Just read The Hilliker Curse: My Pursuit of Women by James Ellroy.
James Ellroy’s parents separated when he was a boy. In March 1958, on his tenth birthday, his mother, Jean Hilliker, asked James, an only child, which of them he wanted to live with: her or his father. When he chose his father, she beat the shit out of him. The stunned youngster recalled something he had read in a book about witchcraft and issued a curse on his mother, wishing her dead. Three months later her body was found dumped by the side of a road in suburban Los Angeles. The killer was never identified, the case never solved.
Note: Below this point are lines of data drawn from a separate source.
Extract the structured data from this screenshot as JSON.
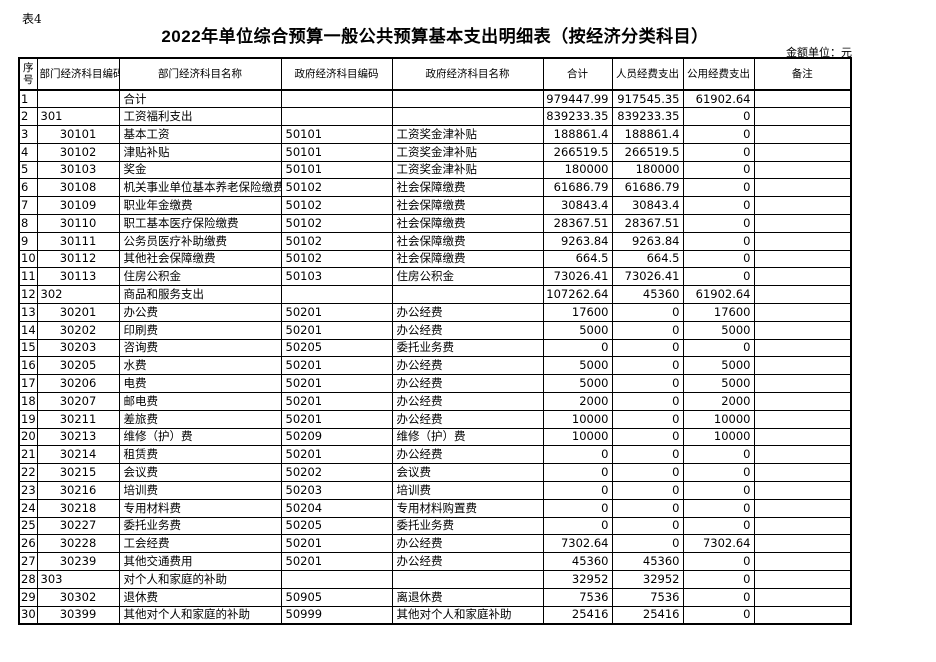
{
  "header": {
    "corner_label": "表4",
    "title": "2022年单位综合预算一般公共预算基本支出明细表（按经济分类科目）",
    "unit_label": "金额单位：元"
  },
  "table": {
    "columns": [
      "序号",
      "部门经济科目编码",
      "部门经济科目名称",
      "政府经济科目编码",
      "政府经济科目名称",
      "合计",
      "人员经费支出",
      "公用经费支出",
      "备注"
    ],
    "rows": [
      [
        "1",
        "",
        "合计",
        "",
        "",
        "979447.99",
        "917545.35",
        "61902.64",
        ""
      ],
      [
        "2",
        "301",
        "工资福利支出",
        "",
        "",
        "839233.35",
        "839233.35",
        "0",
        ""
      ],
      [
        "3",
        "30101",
        "基本工资",
        "50101",
        "工资奖金津补贴",
        "188861.4",
        "188861.4",
        "0",
        ""
      ],
      [
        "4",
        "30102",
        "津贴补贴",
        "50101",
        "工资奖金津补贴",
        "266519.5",
        "266519.5",
        "0",
        ""
      ],
      [
        "5",
        "30103",
        "奖金",
        "50101",
        "工资奖金津补贴",
        "180000",
        "180000",
        "0",
        ""
      ],
      [
        "6",
        "30108",
        "机关事业单位基本养老保险缴费",
        "50102",
        "社会保障缴费",
        "61686.79",
        "61686.79",
        "0",
        ""
      ],
      [
        "7",
        "30109",
        "职业年金缴费",
        "50102",
        "社会保障缴费",
        "30843.4",
        "30843.4",
        "0",
        ""
      ],
      [
        "8",
        "30110",
        "职工基本医疗保险缴费",
        "50102",
        "社会保障缴费",
        "28367.51",
        "28367.51",
        "0",
        ""
      ],
      [
        "9",
        "30111",
        "公务员医疗补助缴费",
        "50102",
        "社会保障缴费",
        "9263.84",
        "9263.84",
        "0",
        ""
      ],
      [
        "10",
        "30112",
        "其他社会保障缴费",
        "50102",
        "社会保障缴费",
        "664.5",
        "664.5",
        "0",
        ""
      ],
      [
        "11",
        "30113",
        "住房公积金",
        "50103",
        "住房公积金",
        "73026.41",
        "73026.41",
        "0",
        ""
      ],
      [
        "12",
        "302",
        "商品和服务支出",
        "",
        "",
        "107262.64",
        "45360",
        "61902.64",
        ""
      ],
      [
        "13",
        "30201",
        "办公费",
        "50201",
        "办公经费",
        "17600",
        "0",
        "17600",
        ""
      ],
      [
        "14",
        "30202",
        "印刷费",
        "50201",
        "办公经费",
        "5000",
        "0",
        "5000",
        ""
      ],
      [
        "15",
        "30203",
        "咨询费",
        "50205",
        "委托业务费",
        "0",
        "0",
        "0",
        ""
      ],
      [
        "16",
        "30205",
        "水费",
        "50201",
        "办公经费",
        "5000",
        "0",
        "5000",
        ""
      ],
      [
        "17",
        "30206",
        "电费",
        "50201",
        "办公经费",
        "5000",
        "0",
        "5000",
        ""
      ],
      [
        "18",
        "30207",
        "邮电费",
        "50201",
        "办公经费",
        "2000",
        "0",
        "2000",
        ""
      ],
      [
        "19",
        "30211",
        "差旅费",
        "50201",
        "办公经费",
        "10000",
        "0",
        "10000",
        ""
      ],
      [
        "20",
        "30213",
        "维修（护）费",
        "50209",
        "维修（护）费",
        "10000",
        "0",
        "10000",
        ""
      ],
      [
        "21",
        "30214",
        "租赁费",
        "50201",
        "办公经费",
        "0",
        "0",
        "0",
        ""
      ],
      [
        "22",
        "30215",
        "会议费",
        "50202",
        "会议费",
        "0",
        "0",
        "0",
        ""
      ],
      [
        "23",
        "30216",
        "培训费",
        "50203",
        "培训费",
        "0",
        "0",
        "0",
        ""
      ],
      [
        "24",
        "30218",
        "专用材料费",
        "50204",
        "专用材料购置费",
        "0",
        "0",
        "0",
        ""
      ],
      [
        "25",
        "30227",
        "委托业务费",
        "50205",
        "委托业务费",
        "0",
        "0",
        "0",
        ""
      ],
      [
        "26",
        "30228",
        "工会经费",
        "50201",
        "办公经费",
        "7302.64",
        "0",
        "7302.64",
        ""
      ],
      [
        "27",
        "30239",
        "其他交通费用",
        "50201",
        "办公经费",
        "45360",
        "45360",
        "0",
        ""
      ],
      [
        "28",
        "303",
        "对个人和家庭的补助",
        "",
        "",
        "32952",
        "32952",
        "0",
        ""
      ],
      [
        "29",
        "30302",
        "退休费",
        "50905",
        "离退休费",
        "7536",
        "7536",
        "0",
        ""
      ],
      [
        "30",
        "30399",
        "其他对个人和家庭的补助",
        "50999",
        "其他对个人和家庭补助",
        "25416",
        "25416",
        "0",
        ""
      ]
    ]
  }
}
This bizarre coincidence, Ellroy explains in his remarkable memoir, gave rise to an agonizing sense of guilt and a lifelong search for women’s forgiveness.
It began with his peeping through windows into girls’ bedrooms and soon escalated to breaking and entering. Young Ellroy would wander around the girls’ houses when they were not at home, sniffing pillows, etc. Later, he would lie in the dark, fantasizing, and masturbating. Progress from looking to touching, or even talking, was slow. Acne, awkwardness, alcoholism and drug addiction got in the way. He would scrimp and save in order to spend nights with Sunset Strip hookers, often just cuddling and chatting.
But his success as a writer resulted in an increasing success with women as well. In the end, nothing else mattered much. To sum it up, one of his ex-lovers’ words are apt indeed: “All you’ve got is your audience and your prey.”